[183479] in North American Network Operators' Group
Re: buffer bloat and packet pacing
daemon@ATHENA.MIT.EDU (Brett Frankenberger)
Thu Sep 3 14:13:18 2015
X-Original-To: nanog@nanog.org
Date: Thu, 3 Sep 2015 13:13:14 -0500
From: Brett Frankenberger <rbf+nanog@panix.com>
To: Saku Ytti <saku@ytti.fi>
In-Reply-To: <CAAeewD97v8kEtdewJj7SefOmtz4nJ-tz+-8qTx4_ZeqiNx6HtA@mail.gmail.com>
Cc: nanog list <nanog@nanog.org>
Errors-To: nanog-bounces@nanog.org
On Thu, Sep 03, 2015 at 05:48:00PM +0300, Saku Ytti wrote:
> Hey Brett,
>
> > Here's a paper that shows you don't need buffers equal to
> > bandwidth*delay to get near capacity:
> > http://www.cs.bu.edu/~matta/Papers/hstcp-globecom04.pdf
> > (I'm not endorsing it.
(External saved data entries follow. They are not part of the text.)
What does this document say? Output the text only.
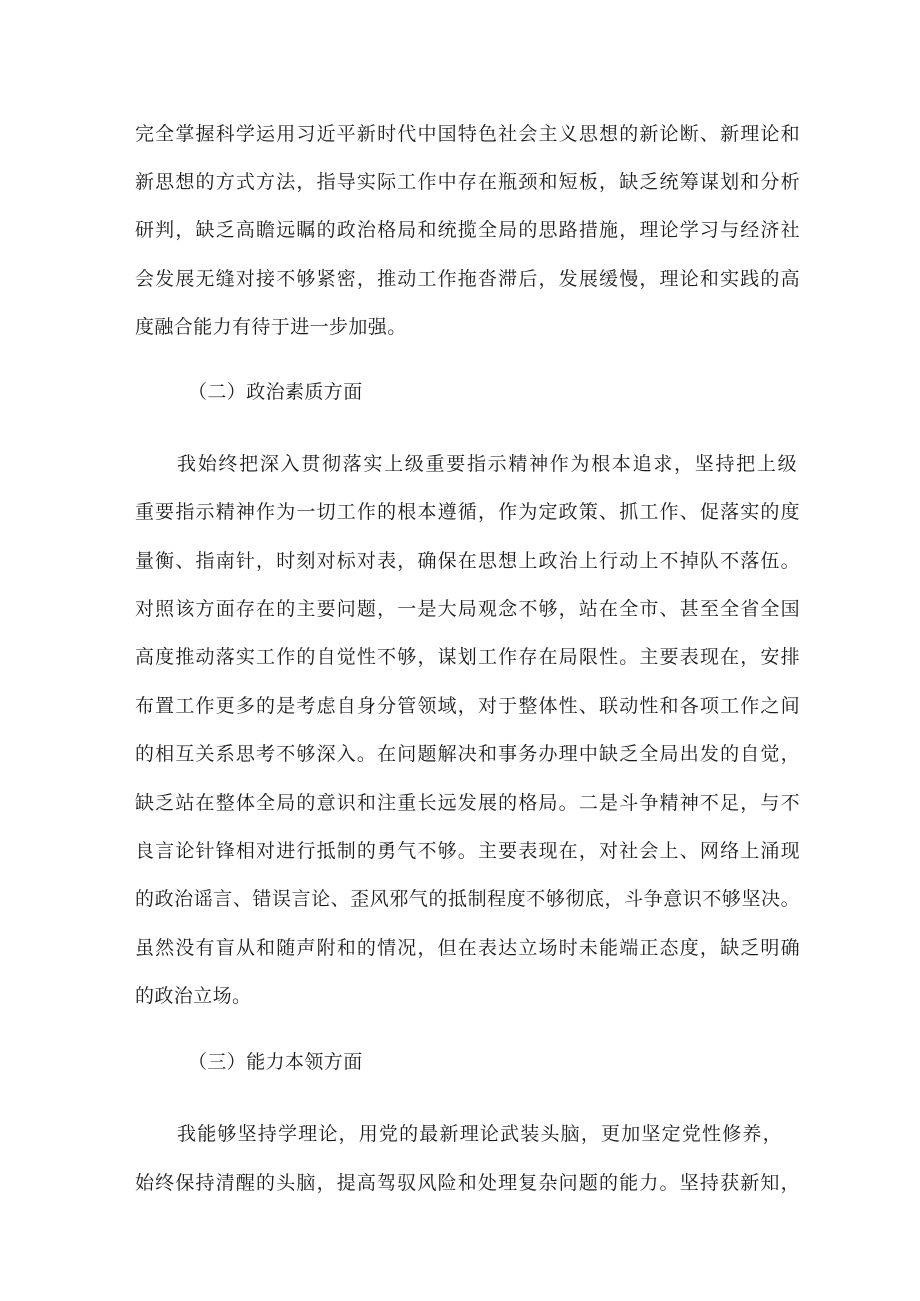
完全掌握科学运用习近平新时代中国特色社会主义思想的新论断、新理论和
新思想的方式方法，指导实际工作中存在瓶颈和短板，缺乏统筹谋划和分析
研判，缺乏高瞻远瞩的政治格局和统揽全局的思路措施，理论学习与经济社
会发展无缝对接不够紧密，推动工作拖沓滞后，发展缓慢，理论和实践的高
度融合能力有待于进一步加强。
（二）政治素质方面
我始终把深入贯彻落实上级重要指示精神作为根本追求，坚持把上级
重要指示精神作为一切工作的根本遵循，作为定政策、抓工作、促落实的度
量衡、指南针，时刻对标对表，确保在思想上政治上行动上不掉队不落伍。
对照该方面存在的主要问题，一是大局观念不够，站在全市、甚至全省全国
高度推动落实工作的自觉性不够，谋划工作存在局限性。主要表现在，安排
布置工作更多的是考虑自身分管领域，对于整体性、联动性和各项工作之间
的相互关系思考不够深入。在问题解决和事务办理中缺乏全局出发的自觉，
缺乏站在整体全局的意识和注重长远发展的格局。二是斗争精神不足，与不
良言论针锋相对进行抵制的勇气不够。主要表现在，对社会上、网络上涌现
的政治谣言、错误言论、歪风邪气的抵制程度不够彻底，斗争意识不够坚决。
虽然没有盲从和随声附和的情况，但在表达立场时未能端正态度，缺乏明确
的政治立场。
（三）能力本领方面
我能够坚持学理论，用党的最新理论武装头脑，更加坚定党性修养，
始终保持清醒的头脑，提高驾驭风险和处理复杂问题的能力。坚持获新知，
Just pointing out it out as a datapoint.)
>
> Quick glance makes me believe the S and D nodes are equal bandwidth,
> but only R1-R2 bandwidth is explicitly stated.S1, D1, Sn, Dn are only
> ever mentioned in the topology. If Sender is same or lower rate than
> Destination, then we really shouldn't need almost any buffering.
Unless Sender is higher than R1-R2.
> Issue should only come when Sender is significantly higher rate than
> Destination and network is not limiting them.
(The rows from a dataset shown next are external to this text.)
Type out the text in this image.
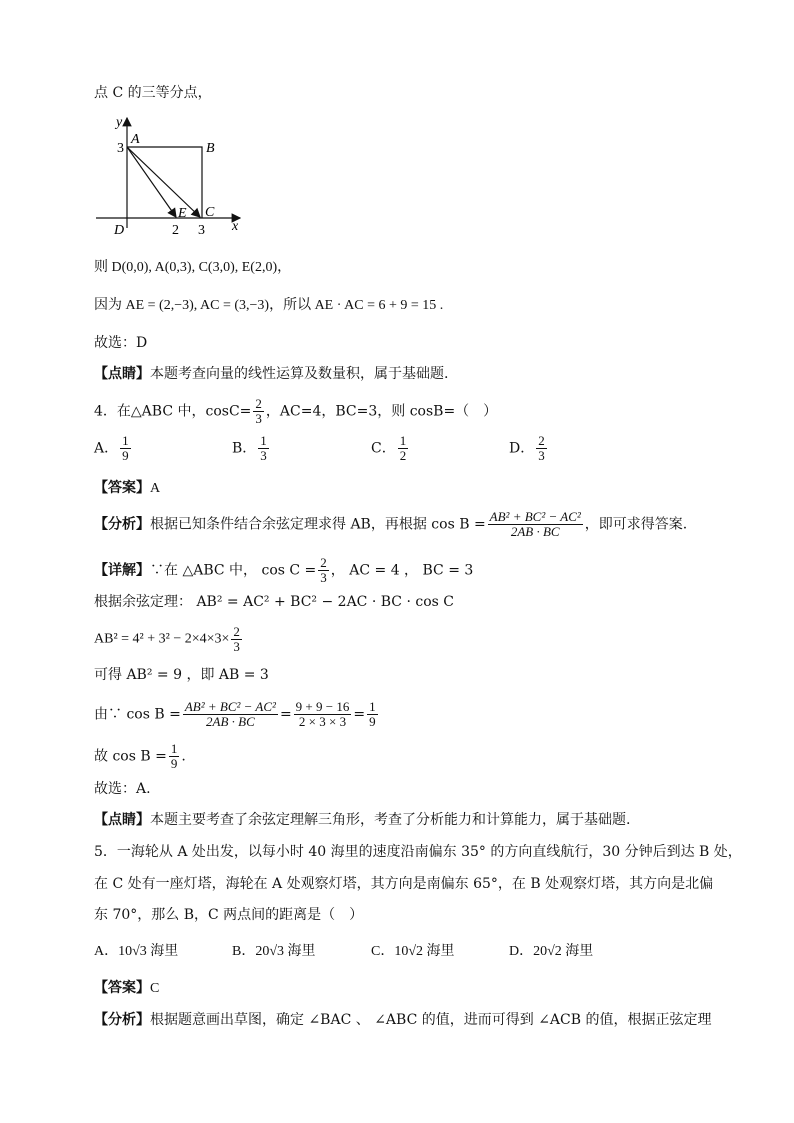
点 C 的三等分点，
y
A
3	B
E C
x
D	2 3
则 D(0,0), A(0,3), C(3,0), E(2,0)，
因为 AE = (2,−3), AC = (3,−3)，所以 AE · AC = 6 + 9 = 15 .
故选：D
【点睛】本题考查向量的线性运算及数量积，属于基础题.
4．在△ABC 中，$\cos C= \frac{2}{3}$ ，AC=4，BC=3，则 cosB=（　）
A． $\frac{1}{9}$	B． $\frac{1}{3}$	C． $\frac{1}{2}$	D． $\frac{2}{3}$
【答案】A
【分析】根据已知条件结合余弦定理求得 AB，再根据 $\cos B = \frac{\text{AB² + BC² − AC²}}{2AB \cdot BC}$ ，即可求得答案.
【详解】∵在 △ABC 中， $\cos C = \frac{2}{3}$ ， AC = 4 ， BC = 3
根据余弦定理： AB² = AC² + BC² − 2AC · BC · cos C
$AB^2 = 4^2 + 3^2 - 2\times 4\times 3\times \frac{2}{3}$
可得 AB² = 9 ，即 AB = 3
由∵ $\cos B = \frac{\text{AB² + BC² − AC²}}{2AB \cdot BC} = \frac{9 + 9 - 16}{2 \times 3 \times 3} = \frac{1}{9}$
故 $\cos B = \frac{1}{9}$ .
故选：A.
【点睛】本题主要考查了余弦定理解三角形，考查了分析能力和计算能力，属于基础题.
5．一海轮从 A 处出发，以每小时 40 海里的速度沿南偏东 35° 的方向直线航行，30 分钟后到达 B 处，
在 C 处有一座灯塔，海轮在 A 处观察灯塔，其方向是南偏东 65°，在 B 处观察灯塔，其方向是北偏
东 70°，那么 B，C 两点间的距离是（　）
A．10√3 海里	B．20√3 海里	C．10√2 海里	D．20√2 海里
【答案】C
【分析】根据题意画出草图，确定 ∠BAC 、 ∠ABC 的值，进而可得到 ∠ACB 的值，根据正弦定理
I didn't read it in detail either, but at first glance, it appears to
me that the model is infinite bandwidth and zero latency between S and
R1, and D and R2, with queueing happening in R1.
That's not going to give materially different results than, having S-R1
be 4 times R1-R2, and R2-D being the same as R1-R2. So it fits well
with the original discussion here of 40G into 10G.